Hélène Bonafous-Murat, Avancez masqués
2018, LEPASSAGE éditions, Lu en numérique, 320 p.
Avancez masqués est le deuxième livre que je lis d’Hélène Bonafous-Murat. Autant La Caravane du pape (voir ici) était un roman historique, érudit et sobre autant celui-ci est différent sur bien des plans.
Je n’avais pas vu l’étiquette « public averti ».La surprise a donc été d’entrée de jeu, et jeux il y a, tout au long du livre. Un jeu très érudit là encore qui s’installe dans le domaine de l’art (j’avais commencé ma critique de La Caravane du pape sur la couverture du livre d’ailleurs : un tableau) et dont on entrevoit les coulisses. Ici, les connaissances des grands maîtres classiques comme des artistes/ plasticiens contemporains font le jeu (là encore) du machiavélisme d’un meurtrier manipulateur qui se cache derrière l’écran d’internet et sous un masque (matériel et moral) dans sa vie physique.

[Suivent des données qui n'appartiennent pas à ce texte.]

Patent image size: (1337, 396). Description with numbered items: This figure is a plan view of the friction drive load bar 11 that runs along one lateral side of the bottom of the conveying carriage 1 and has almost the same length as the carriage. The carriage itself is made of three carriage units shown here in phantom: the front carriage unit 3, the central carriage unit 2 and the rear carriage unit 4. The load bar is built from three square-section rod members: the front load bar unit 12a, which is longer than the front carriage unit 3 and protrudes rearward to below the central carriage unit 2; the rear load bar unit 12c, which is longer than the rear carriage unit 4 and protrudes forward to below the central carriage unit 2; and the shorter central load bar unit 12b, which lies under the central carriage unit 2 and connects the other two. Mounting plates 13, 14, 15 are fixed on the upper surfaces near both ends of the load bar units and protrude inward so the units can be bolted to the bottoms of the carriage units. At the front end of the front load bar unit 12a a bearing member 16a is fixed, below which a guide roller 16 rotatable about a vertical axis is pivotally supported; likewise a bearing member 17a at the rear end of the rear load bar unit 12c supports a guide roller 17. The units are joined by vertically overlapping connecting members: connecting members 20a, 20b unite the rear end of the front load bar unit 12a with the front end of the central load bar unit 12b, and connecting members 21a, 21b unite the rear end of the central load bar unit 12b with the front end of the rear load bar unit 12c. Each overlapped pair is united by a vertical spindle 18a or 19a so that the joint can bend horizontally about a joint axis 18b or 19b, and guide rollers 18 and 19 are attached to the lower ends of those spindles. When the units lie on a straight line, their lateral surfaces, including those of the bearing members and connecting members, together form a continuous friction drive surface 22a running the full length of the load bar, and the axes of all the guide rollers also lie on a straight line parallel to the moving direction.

Comme dans La Caravane du pape, il y a un pygmalion : il s’agit d’ailleurs du pseudo avéré de l’interlocuteur d’Olivia Lespert. Dans La Caravane du pape, Leone Allaci rencontre une jeune fille à qui il apprend à lire, écrire et traduire. Il « lui offrira de ce fait, un privilège inespéré (rappelons qu’à cette époque les femmes n’ont pas d’âme et ne sont pas considérées autrement qu’un animal ou qu’une plante) », comme je le rappelle dans mon article.

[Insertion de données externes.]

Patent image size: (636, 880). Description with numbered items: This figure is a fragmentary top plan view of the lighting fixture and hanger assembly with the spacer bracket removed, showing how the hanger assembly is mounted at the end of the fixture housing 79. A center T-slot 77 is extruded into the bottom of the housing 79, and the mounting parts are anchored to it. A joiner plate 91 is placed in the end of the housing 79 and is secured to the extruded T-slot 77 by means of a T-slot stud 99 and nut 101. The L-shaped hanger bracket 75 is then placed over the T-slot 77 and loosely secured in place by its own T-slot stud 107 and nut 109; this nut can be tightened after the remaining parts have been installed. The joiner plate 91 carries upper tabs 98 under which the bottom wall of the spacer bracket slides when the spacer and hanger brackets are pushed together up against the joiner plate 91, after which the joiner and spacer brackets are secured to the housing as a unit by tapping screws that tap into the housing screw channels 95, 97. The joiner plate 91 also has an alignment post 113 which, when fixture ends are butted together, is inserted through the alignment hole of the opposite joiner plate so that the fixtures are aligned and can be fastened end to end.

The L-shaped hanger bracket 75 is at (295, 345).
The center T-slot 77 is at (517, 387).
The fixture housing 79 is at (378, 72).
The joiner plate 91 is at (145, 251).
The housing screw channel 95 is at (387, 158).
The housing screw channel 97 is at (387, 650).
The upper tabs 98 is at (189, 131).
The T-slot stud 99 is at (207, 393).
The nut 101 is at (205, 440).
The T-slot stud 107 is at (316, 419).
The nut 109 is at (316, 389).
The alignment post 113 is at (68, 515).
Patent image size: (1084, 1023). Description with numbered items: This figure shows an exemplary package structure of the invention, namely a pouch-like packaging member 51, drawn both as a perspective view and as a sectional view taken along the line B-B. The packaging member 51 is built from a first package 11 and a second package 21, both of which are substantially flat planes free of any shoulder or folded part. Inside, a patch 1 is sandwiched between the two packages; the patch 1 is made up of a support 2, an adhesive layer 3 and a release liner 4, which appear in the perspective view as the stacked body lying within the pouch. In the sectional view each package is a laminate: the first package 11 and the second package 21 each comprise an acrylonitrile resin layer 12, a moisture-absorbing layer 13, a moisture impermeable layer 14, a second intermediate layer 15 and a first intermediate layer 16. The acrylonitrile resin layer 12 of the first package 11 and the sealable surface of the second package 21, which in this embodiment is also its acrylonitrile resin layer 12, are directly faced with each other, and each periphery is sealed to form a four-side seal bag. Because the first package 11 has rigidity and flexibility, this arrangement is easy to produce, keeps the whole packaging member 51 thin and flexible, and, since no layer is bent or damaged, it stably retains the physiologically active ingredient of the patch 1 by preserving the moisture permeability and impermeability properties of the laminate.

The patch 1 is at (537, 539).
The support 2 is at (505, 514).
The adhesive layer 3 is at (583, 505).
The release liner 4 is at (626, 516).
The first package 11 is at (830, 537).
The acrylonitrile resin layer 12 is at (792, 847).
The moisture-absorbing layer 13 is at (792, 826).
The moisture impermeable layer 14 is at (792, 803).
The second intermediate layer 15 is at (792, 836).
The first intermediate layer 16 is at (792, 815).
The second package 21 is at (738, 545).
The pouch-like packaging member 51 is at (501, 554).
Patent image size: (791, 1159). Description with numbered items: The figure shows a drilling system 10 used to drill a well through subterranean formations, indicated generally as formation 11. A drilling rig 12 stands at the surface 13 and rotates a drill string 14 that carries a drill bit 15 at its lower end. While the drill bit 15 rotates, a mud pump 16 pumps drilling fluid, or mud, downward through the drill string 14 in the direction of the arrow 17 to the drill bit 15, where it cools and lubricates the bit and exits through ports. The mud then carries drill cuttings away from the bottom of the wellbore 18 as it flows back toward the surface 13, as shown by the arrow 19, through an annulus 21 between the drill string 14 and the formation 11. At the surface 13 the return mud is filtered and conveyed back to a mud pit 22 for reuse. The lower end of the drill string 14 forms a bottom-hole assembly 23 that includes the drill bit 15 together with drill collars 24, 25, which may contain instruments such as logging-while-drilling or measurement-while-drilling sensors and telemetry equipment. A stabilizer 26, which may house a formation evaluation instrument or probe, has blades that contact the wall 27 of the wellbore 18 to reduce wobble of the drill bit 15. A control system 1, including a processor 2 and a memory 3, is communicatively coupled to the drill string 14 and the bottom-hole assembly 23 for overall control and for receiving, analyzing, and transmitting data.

Dans le présent thriller érotico-psychologico-artistique, la femme est un objet de soumission pour des hommes dominateurs. C’est l’éternelle dialectique du maître et de l’esclave, le manichéisme entre douceur et force, le droit de vie et de mort, se prendre pour Dieu… Clubs secrets et libertins, fantasmes sexuels et morbides peuvent rappeler Sade bien évidemment mais plus récemment E. L. James et ses nuances de gris…et de noir ! Avec plus d’élégance, l’héroïne avoue se laisser troubler par la puissance de ses émotions quand bien même elle qualifie les agissements masculins de pervers. En confrontant la vulnérabilité de la chair et des affects à l’intransigeance moralisatrice, elle pose le problème de la permissivité (voire jusqu’à la pornographie fétichiste et violente) d’un côté, face à une société réactionnaire et hypocrite, d’un autre côté.
Qui jettera la première pierre ? semble nous dire Marie-Madeleine…
Citation:
“Des silhouettes fantomatiques sorties de leur dureté minérale et tout aussitôt recapturées par elle.”